A Japanese court has ruled against the government and the Tokyo Electric Power Company (TEPCO) in the largest case yet over the 2011 triple melt-through at the Fukushima Daiichi Nuclear Power Plant.

The awards in Japanese lawsuits tend to be on the light side, so prepare to be underwhelmed.  The ruling by the Fukushima district court specifies that 500 Million Yen be paid to 3,800 plaintiffs.  At the current exchange rate, that's AU$5.7 Million split 3,800 ways.. AU$1,500 per plaintiff, which doesn't go a very long way in Japan. 

Fukushima

But it's the largest ruling of its kind, and there are about 30 more class-action lawsuits filed by 12,000 Fukushima residents scattered across Japan who say their lives were adversely affected by the triple meltdown and its aftermath.  TEPCO has been ordered to pay damages in all three court rulings to date.

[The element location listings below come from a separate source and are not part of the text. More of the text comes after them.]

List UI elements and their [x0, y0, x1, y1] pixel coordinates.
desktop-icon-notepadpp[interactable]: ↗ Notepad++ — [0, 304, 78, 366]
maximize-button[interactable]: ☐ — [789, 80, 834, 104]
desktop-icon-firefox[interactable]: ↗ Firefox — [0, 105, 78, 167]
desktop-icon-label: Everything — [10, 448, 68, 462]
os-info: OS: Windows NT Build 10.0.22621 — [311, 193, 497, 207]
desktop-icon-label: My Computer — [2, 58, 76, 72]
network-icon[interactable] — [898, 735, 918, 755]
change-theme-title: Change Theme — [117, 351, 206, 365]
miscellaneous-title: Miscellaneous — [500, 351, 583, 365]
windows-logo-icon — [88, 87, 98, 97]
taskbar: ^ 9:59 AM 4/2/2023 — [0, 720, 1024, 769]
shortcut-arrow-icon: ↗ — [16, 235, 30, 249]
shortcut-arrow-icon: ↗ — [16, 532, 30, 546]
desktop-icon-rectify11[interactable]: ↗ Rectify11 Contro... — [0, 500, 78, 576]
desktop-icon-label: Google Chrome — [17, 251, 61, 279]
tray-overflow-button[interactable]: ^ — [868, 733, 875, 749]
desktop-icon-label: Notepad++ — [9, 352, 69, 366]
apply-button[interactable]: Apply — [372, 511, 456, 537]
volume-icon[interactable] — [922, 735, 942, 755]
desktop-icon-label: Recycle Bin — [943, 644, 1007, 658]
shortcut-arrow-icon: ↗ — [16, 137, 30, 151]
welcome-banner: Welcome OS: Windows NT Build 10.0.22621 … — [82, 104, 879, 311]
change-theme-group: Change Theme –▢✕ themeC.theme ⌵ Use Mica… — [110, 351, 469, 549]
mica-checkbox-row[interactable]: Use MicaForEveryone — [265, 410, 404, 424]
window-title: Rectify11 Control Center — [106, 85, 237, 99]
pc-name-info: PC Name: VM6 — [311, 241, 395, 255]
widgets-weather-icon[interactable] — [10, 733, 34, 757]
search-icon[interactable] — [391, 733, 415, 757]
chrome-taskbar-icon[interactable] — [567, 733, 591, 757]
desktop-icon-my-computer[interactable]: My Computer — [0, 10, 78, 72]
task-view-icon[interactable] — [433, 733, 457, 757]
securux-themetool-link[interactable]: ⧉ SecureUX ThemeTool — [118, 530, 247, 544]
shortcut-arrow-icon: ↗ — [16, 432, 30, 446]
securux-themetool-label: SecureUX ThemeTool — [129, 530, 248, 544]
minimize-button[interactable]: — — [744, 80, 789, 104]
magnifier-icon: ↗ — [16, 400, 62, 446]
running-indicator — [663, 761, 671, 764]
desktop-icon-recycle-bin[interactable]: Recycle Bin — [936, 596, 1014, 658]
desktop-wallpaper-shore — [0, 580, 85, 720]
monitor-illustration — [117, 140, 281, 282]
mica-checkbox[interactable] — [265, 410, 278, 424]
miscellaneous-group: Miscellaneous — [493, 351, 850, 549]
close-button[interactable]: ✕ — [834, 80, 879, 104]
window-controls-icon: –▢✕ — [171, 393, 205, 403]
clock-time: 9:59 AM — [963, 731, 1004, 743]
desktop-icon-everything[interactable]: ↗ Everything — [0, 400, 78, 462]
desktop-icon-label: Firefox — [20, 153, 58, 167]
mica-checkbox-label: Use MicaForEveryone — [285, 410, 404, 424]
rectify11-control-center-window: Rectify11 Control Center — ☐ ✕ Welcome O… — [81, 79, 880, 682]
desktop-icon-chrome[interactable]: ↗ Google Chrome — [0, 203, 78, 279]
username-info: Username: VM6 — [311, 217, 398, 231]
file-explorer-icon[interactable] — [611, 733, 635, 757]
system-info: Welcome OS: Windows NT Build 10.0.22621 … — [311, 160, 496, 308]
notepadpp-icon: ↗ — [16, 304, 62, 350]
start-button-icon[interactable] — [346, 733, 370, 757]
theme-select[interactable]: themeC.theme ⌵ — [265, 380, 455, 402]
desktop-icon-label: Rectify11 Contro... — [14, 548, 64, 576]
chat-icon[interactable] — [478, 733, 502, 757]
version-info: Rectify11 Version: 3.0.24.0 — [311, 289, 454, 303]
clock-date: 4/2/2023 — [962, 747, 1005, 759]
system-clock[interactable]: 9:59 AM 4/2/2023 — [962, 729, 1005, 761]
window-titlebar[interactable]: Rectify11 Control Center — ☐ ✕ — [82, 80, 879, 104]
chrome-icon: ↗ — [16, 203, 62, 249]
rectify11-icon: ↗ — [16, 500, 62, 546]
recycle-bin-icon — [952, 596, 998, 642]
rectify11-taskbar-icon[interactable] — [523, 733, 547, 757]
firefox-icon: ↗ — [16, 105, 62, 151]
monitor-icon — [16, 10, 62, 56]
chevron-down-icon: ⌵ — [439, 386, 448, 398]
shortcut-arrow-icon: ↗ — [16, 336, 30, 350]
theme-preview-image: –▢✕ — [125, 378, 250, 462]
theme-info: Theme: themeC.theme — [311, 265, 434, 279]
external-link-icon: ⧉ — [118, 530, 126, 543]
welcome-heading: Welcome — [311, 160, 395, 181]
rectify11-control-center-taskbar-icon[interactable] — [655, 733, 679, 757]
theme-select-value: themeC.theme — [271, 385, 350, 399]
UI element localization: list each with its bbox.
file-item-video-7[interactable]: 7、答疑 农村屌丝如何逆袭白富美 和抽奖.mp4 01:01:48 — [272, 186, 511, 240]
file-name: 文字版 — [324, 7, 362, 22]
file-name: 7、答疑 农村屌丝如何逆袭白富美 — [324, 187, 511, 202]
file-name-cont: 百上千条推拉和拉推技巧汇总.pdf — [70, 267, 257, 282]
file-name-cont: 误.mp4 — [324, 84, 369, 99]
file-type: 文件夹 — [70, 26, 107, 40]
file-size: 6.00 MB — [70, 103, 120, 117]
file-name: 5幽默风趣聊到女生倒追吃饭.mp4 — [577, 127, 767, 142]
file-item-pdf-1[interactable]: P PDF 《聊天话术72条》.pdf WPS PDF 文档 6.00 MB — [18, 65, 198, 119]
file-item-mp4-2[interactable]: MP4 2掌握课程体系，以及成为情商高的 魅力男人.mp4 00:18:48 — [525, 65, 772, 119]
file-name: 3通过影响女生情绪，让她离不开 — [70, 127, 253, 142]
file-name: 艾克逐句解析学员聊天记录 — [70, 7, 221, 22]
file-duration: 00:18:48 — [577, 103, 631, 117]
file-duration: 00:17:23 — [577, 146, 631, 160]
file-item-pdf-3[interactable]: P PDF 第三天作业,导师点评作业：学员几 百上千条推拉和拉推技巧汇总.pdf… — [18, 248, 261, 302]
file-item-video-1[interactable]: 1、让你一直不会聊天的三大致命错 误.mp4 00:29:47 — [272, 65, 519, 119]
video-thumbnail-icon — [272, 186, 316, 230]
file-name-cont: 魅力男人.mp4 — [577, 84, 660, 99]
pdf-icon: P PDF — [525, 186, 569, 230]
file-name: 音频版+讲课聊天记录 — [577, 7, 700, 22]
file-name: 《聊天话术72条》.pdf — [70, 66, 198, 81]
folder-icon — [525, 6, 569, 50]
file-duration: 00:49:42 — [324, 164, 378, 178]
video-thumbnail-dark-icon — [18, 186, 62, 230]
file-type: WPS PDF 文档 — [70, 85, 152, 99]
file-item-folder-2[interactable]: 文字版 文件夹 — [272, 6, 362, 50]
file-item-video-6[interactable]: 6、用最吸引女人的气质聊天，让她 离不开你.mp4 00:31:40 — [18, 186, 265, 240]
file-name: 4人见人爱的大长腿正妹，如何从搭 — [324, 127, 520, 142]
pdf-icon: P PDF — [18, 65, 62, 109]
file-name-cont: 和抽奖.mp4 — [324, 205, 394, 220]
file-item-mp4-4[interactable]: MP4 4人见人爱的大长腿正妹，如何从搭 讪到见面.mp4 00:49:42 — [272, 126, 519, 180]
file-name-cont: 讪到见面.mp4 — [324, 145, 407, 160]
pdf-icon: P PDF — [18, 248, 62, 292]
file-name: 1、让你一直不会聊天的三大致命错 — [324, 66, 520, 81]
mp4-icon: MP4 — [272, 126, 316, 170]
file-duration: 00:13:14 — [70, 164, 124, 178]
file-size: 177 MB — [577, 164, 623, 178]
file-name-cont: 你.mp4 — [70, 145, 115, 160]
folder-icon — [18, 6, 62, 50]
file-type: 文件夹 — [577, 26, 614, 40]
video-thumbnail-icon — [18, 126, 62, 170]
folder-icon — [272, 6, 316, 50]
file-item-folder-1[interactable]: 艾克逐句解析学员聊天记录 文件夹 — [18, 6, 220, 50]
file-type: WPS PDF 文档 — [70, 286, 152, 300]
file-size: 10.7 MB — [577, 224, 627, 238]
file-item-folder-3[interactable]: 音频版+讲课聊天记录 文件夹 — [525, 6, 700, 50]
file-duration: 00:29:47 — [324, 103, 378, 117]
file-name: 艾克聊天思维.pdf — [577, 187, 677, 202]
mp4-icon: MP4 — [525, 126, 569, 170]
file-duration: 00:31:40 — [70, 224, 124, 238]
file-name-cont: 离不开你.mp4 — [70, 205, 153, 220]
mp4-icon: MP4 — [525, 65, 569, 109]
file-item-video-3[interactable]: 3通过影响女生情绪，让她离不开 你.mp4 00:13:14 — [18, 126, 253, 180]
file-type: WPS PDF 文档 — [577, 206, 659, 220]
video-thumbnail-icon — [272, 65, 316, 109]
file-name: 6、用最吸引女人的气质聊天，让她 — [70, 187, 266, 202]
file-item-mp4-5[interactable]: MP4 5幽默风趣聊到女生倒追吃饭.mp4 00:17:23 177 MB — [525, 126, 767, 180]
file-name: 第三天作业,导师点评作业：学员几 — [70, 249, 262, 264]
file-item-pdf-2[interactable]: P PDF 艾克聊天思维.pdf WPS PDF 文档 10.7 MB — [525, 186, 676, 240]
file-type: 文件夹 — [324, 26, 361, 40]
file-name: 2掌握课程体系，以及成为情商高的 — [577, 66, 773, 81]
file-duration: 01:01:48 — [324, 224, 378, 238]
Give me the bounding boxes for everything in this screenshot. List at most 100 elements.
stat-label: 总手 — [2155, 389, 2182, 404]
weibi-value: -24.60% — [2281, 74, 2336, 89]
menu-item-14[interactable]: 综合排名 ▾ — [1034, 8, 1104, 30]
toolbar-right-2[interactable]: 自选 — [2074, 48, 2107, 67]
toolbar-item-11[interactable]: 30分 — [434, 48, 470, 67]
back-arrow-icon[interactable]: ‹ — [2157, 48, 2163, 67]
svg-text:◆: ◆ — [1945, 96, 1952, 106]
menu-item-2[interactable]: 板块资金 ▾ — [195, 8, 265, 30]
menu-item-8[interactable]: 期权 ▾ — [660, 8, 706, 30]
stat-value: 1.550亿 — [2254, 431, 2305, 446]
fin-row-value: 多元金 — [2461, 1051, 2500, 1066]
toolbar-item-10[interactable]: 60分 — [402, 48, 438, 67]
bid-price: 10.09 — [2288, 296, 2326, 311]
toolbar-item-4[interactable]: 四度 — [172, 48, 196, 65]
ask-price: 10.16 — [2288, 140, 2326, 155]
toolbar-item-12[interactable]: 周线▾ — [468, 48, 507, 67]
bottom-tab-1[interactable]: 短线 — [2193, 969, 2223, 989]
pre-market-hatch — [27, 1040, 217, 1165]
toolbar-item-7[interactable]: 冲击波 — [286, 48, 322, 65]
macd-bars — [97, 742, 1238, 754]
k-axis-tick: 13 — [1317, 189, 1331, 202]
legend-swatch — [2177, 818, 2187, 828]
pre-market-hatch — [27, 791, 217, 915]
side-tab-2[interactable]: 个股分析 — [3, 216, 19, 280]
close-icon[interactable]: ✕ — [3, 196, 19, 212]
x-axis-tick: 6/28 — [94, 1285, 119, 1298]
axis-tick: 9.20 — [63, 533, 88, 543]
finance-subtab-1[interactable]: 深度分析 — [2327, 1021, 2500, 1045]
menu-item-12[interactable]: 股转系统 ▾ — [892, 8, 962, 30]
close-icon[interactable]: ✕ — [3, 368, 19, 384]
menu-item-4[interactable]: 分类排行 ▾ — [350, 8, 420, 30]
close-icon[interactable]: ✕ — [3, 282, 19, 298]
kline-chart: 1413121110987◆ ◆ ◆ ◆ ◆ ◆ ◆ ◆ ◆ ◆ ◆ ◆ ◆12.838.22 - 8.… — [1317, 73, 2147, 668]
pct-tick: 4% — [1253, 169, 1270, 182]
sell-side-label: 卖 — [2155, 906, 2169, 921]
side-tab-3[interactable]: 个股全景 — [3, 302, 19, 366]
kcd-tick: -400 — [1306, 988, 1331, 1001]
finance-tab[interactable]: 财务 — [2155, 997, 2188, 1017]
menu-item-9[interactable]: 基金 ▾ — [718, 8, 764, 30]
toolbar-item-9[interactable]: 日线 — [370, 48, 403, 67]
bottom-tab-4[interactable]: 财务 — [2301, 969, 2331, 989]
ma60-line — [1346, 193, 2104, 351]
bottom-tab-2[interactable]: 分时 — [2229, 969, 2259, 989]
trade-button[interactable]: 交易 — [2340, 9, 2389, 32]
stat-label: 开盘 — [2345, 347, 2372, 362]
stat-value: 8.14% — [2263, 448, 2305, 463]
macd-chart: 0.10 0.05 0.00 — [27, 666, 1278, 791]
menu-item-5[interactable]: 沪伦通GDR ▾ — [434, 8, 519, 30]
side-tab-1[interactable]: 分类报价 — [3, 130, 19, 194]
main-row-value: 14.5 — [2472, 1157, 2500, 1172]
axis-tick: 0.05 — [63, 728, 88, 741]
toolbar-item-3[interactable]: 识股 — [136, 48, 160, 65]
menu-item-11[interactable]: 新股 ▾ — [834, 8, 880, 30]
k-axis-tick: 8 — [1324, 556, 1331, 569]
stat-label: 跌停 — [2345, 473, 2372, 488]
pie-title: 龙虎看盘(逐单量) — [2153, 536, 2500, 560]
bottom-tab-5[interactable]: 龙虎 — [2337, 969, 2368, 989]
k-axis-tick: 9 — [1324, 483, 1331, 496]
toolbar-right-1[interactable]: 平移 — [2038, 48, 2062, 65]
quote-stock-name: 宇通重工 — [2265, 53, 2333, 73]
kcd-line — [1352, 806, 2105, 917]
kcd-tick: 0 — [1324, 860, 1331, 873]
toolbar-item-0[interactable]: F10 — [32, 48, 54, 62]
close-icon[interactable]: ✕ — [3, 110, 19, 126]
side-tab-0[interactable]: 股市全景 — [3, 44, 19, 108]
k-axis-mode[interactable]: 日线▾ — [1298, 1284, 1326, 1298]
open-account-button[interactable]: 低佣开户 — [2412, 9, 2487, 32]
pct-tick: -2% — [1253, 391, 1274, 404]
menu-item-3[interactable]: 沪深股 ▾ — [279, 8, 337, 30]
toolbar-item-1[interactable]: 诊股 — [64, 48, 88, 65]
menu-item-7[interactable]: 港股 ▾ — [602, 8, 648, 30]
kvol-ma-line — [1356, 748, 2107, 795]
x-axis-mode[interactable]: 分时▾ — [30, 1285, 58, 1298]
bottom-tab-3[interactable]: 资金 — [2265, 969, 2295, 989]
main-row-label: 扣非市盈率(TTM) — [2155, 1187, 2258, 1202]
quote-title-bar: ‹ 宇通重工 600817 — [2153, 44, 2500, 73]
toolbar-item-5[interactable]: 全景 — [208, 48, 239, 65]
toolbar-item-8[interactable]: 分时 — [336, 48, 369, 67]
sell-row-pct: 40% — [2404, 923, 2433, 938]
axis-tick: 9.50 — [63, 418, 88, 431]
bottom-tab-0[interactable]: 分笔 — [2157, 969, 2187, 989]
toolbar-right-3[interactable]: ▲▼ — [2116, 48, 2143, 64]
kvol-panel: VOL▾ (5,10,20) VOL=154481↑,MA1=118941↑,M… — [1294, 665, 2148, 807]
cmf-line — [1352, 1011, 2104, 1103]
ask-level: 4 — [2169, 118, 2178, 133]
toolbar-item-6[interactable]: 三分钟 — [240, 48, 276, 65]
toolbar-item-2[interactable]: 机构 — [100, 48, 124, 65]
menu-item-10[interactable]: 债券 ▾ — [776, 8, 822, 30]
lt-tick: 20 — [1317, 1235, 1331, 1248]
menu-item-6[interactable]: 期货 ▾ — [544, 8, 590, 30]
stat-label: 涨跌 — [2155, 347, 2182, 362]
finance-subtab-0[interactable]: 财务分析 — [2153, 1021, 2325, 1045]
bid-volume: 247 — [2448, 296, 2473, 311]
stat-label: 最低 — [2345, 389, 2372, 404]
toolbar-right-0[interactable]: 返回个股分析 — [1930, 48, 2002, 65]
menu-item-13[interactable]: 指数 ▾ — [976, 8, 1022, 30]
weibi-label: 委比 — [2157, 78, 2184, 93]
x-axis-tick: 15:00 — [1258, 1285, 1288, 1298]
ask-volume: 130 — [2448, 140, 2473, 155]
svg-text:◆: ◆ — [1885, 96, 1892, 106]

The cases hinged on whether the government and TEPCO have foreseen the disaster, in which Japan's largest earthquake created a giant tsunami that swamped the plant, knocked out cooling systems and safety back-ups.  Without those cooling systems, the cores in three nuclear reactors overheated and melted through their containment vessels, through the floor and into the ground.  Two exploded in the process.
Fukushima
Fukushima
This unleashed an unheard of level of radiation into the region, leaving much of it uninhabitable.  Radiation levels in the plant are so high that humans would be instantly killed just walking into the containment room; even robots invented specifically to identify and retrieve some 600 tons of molten nuclear fuel and debris regularly conk out because the intense radiation is too great.